Keep your eye on the prize. There is only one goal of an on-campus interview: to receive a callback from the firm. A callback interview, which takes place at the firm’s office and consists of interviews with several partners and associates, is the next (and final) step in obtaining an offer to join the firm as a summer associate. Even if a firm is not your first choice, your goal is to get a callback interview. As you may have heard, the economy isn’t doing too well, and law firms have become more selective than ever. In order to be in the best possible position to receive an offer of employment from a firm you like, you should aim to receive as many callbacks as possible.
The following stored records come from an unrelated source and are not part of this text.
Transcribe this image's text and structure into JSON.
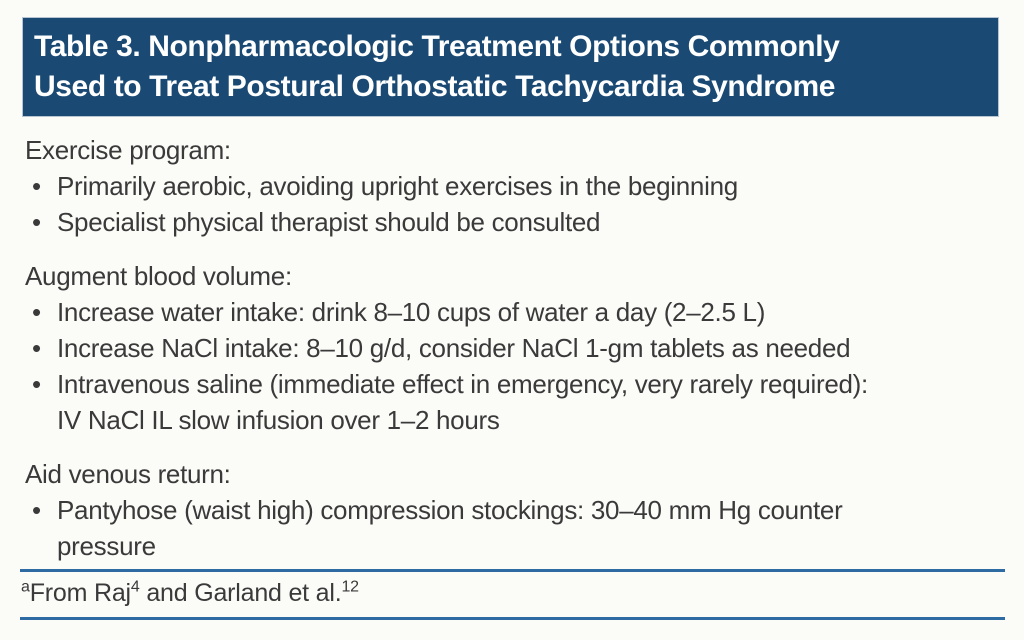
{
  "colors": {
    "page_background": "#fbfcf8",
    "header_background": "#1a4a73",
    "header_text": "#ffffff",
    "rule_blue": "#2e6ba3",
    "body_text": "#3a3a3a"
  },
  "header": {
    "line1": "Table 3. Nonpharmacologic Treatment Options Commonly",
    "line2": "Used to Treat Postural Orthostatic Tachycardia Syndrome"
  },
  "bullet_glyph": "•",
  "sections": [
    {
      "title": "Exercise program:",
      "bullets": [
        {
          "lines": [
            "Primarily aerobic, avoiding upright exercises in the beginning"
          ]
        },
        {
          "lines": [
            "Specialist physical therapist should be consulted"
          ]
        }
      ]
    },
    {
      "title": "Augment blood volume:",
      "bullets": [
        {
          "lines": [
            "Increase water intake: drink 8–10 cups of water a day (2–2.5 L)"
          ]
        },
        {
          "lines": [
            "Increase NaCl intake: 8–10 g/d, consider NaCl 1-gm tablets as needed"
          ]
        },
        {
          "lines": [
            "Intravenous saline (immediate effect in emergency, very rarely required):",
            "IV NaCl IL slow infusion over 1–2 hours"
          ]
        }
      ]
    },
    {
      "title": "Aid venous return:",
      "bullets": [
        {
          "lines": [
            "Pantyhose (waist high) compression stockings: 30–40 mm Hg counter",
            "pressure"
          ]
        }
      ]
    }
  ],
  "footnote": {
    "marker": "a",
    "text1": "From Raj",
    "ref1": "4",
    "text2": " and Garland et al.",
    "ref2": "12"
  }
}
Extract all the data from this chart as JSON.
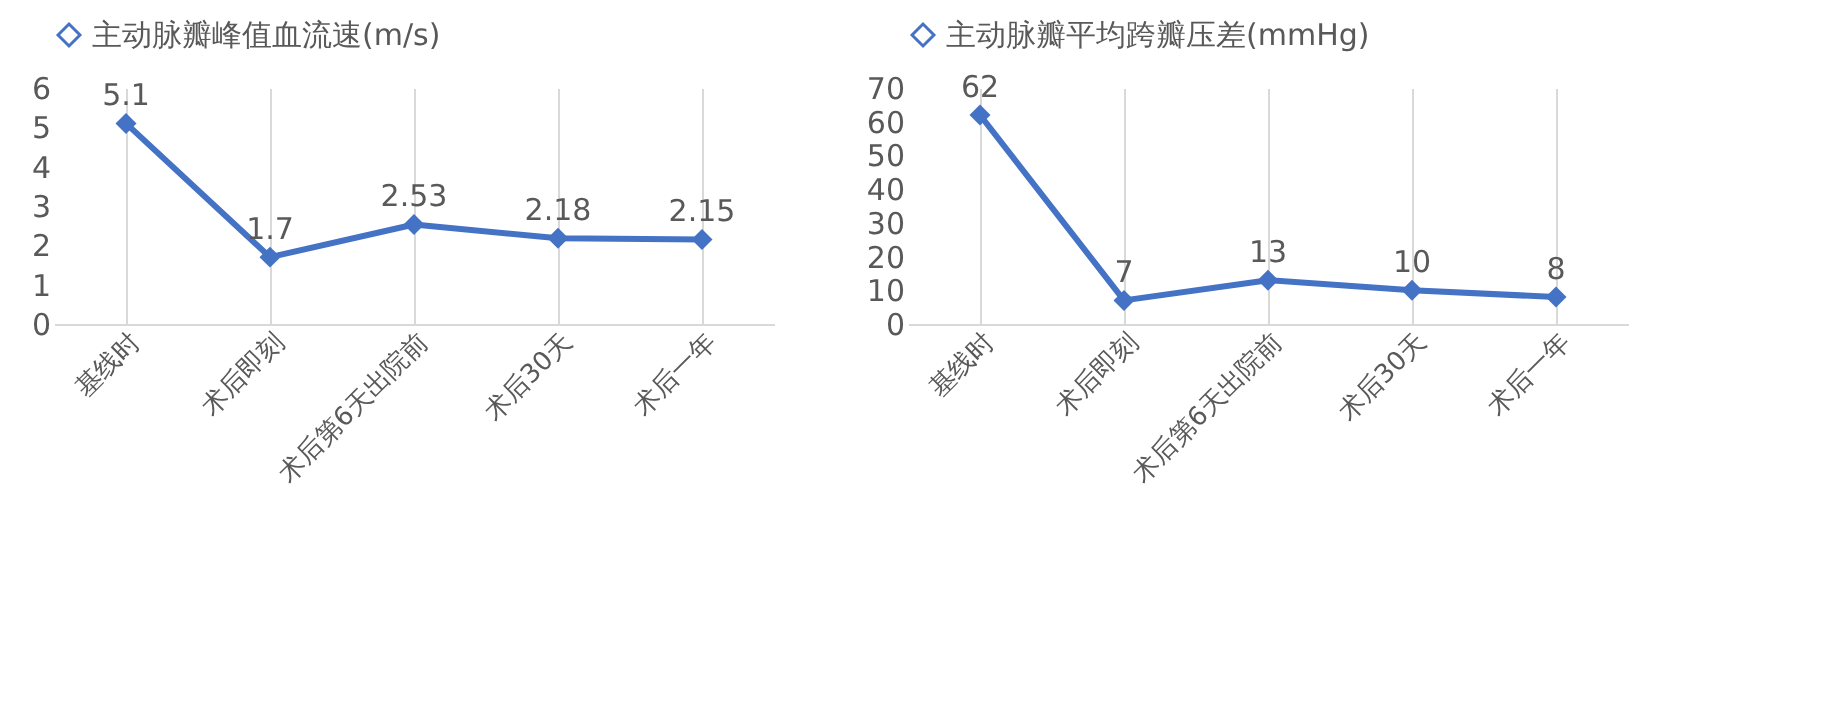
{
  "chart_data": [
    {
      "type": "line",
      "categories": [
        "基线时",
        "术后即刻",
        "术后第6天出院前",
        "术后30天",
        "术后一年"
      ],
      "series": [
        {
          "name": "主动脉瓣峰值血流速(m/s)",
          "color": "#4472c4",
          "values": [
            5.1,
            1.7,
            2.53,
            2.18,
            2.15
          ]
        }
      ],
      "ylim": [
        0,
        6
      ],
      "yticks": [
        0,
        1,
        2,
        3,
        4,
        5,
        6
      ],
      "grid": "x",
      "legend": "top",
      "data_labels": true,
      "marker": "diamond",
      "line_style": "solid"
    },
    {
      "type": "line",
      "categories": [
        "基线时",
        "术后即刻",
        "术后第6天出院前",
        "术后30天",
        "术后一年"
      ],
      "series": [
        {
          "name": "主动脉瓣平均跨瓣压差(mmHg)",
          "color": "#4472c4",
          "values": [
            62,
            7,
            13,
            10,
            8
          ]
        }
      ],
      "ylim": [
        0,
        70
      ],
      "yticks": [
        0,
        10,
        20,
        30,
        40,
        50,
        60,
        70
      ],
      "grid": "x",
      "legend": "top",
      "data_labels": true,
      "marker": "diamond",
      "line_style": "solid"
    }
  ]
}
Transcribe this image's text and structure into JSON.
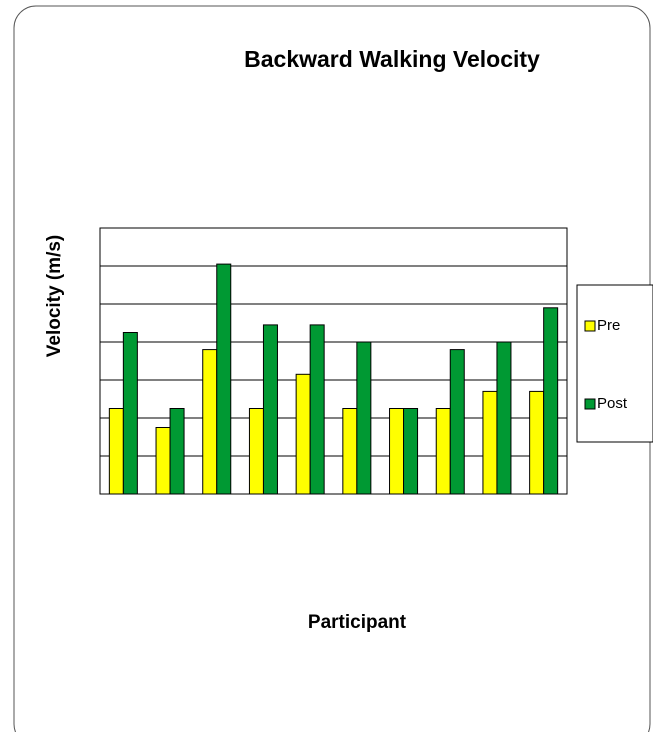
{
  "chart_data": {
    "type": "bar",
    "title": "Backward Walking Velocity",
    "x_label": "Participant",
    "y_label": "Velocity (m/s)",
    "categories": [
      null,
      null,
      null,
      null,
      null,
      null,
      null,
      null,
      null,
      null
    ],
    "series": [
      {
        "name": "Pre",
        "color": "#ffff00",
        "values": [
          2.25,
          1.75,
          3.8,
          2.25,
          3.15,
          2.25,
          2.25,
          2.25,
          2.7,
          2.7
        ]
      },
      {
        "name": "Post",
        "color": "#009933",
        "values": [
          4.25,
          2.25,
          6.05,
          4.45,
          4.45,
          4.0,
          2.25,
          3.8,
          4.0,
          4.9
        ]
      }
    ],
    "ylim": [
      0,
      7
    ],
    "yticks": [
      0,
      1,
      2,
      3,
      4,
      5,
      6,
      7
    ],
    "grid": true,
    "legend": "right"
  }
}
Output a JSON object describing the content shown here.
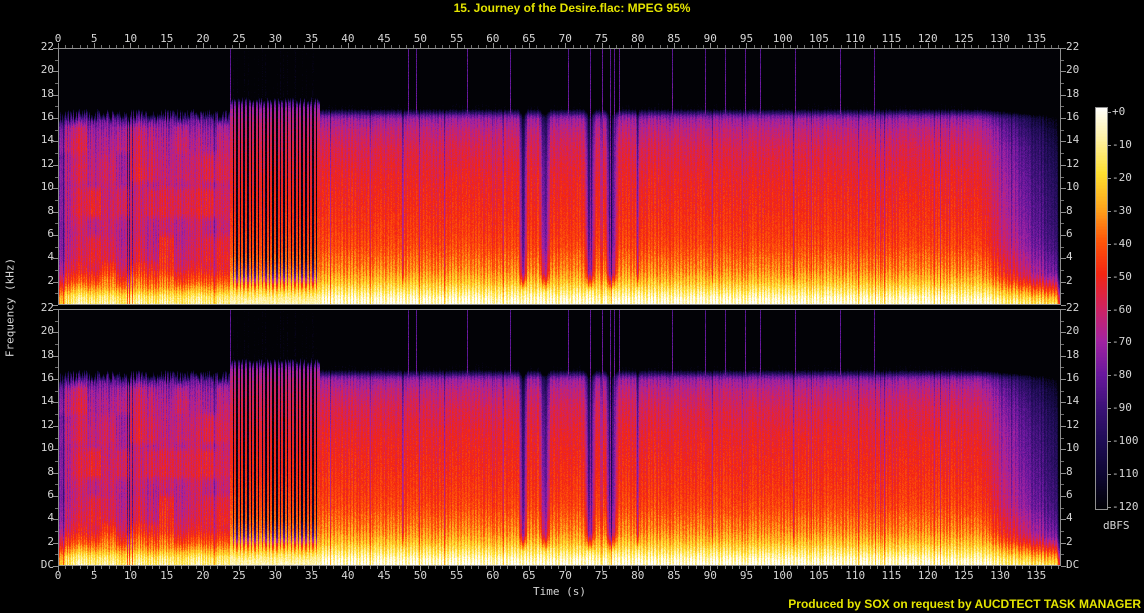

This means that everything you say during the interview should communicate that you would be absolutely thrilled to accept a position at the firm.
Do your research. Even though on-campus interviews generally last only twenty minutes, you should prepare for them as you would a full-length interview. Besides making sure you know how to pronounce the firm’s name (Georgetown Law has a handy pronunciation guide on its site), take the time to read its website. Find out about its locations and practice areas, read some of its recent press releases, and look up information on the structure of its summer program. Vault’s law firm profiles contain the most important information you’ll need to know in an interview, including office locations, practice areas and recent news. If the firm has sent you the name of the person who will be interviewing you in advance, look up his or her biography on the website and know what type of law he or she practices.
Practice. Here’s some good news: many hiring attorneys ask the same questions during on-campus interviews. The most common questions you’ll receive are: Why did you go to law school? What has been your favorite class in law school and why? Why do you want to work at this firm? What practice areas are you interested in? The answer to these questions is never, “I don’t know.” If you’re not sure what area of law you’re interested in, research different possibilities and pick the one that sounds best to you: no one is going to hold you to the area of interest you expressed during an on-campus interview, and having goals and direction always sounds better than the alternative. (The exception to this is if a firm interviews for specific practice areas—then you’ll want to be sure before committing to a specialty.) Also, take time before each interview to come up with a specific answer for why you are interested in the firm, such as its renowned securities practice or its incredible formal training opportunities (again, Vault’s firm profiles contain all of this information).
Know your resume. You never know which resume bullet your interviewer will latch onto. Be prepared to talk about everything on your resume from study abroad to fraternity life—and if you don’t want to talk about it, take it off your resume. Also, be ready to substantively discuss your writing sample, any articles you’ve worked on for a law review or journal, and at least one project you worked on during your 1L summer job.
Have questions prepared—but not the wrong questions. Nearly all of your interviewers will leave time at the end for your questions, and you should always have at least one prepared. Appropriate topics for questions include substantive logistics of the summer program (how work is assigned, whether more than one practice area can be explored), a question about the practice area you are interested in, or a question about the interviewer’s own practice. Inappropriate topics include anything non-substantive about the summer program (how many weeks it runs, whether you can take vacation during it, what kind of events it includes, what the salary is, whether the firm helps find housing) as well as anything that could yield a negative answer (e.g., how many hours do you work?).
Have some common sense. Don’t take any risks during on-campus interviews. Arrive at your interview early (but don’t knock on the door until the time of your interview). Dress conservatively, neatly and professionally.
Now, go get those callbacks—good luck!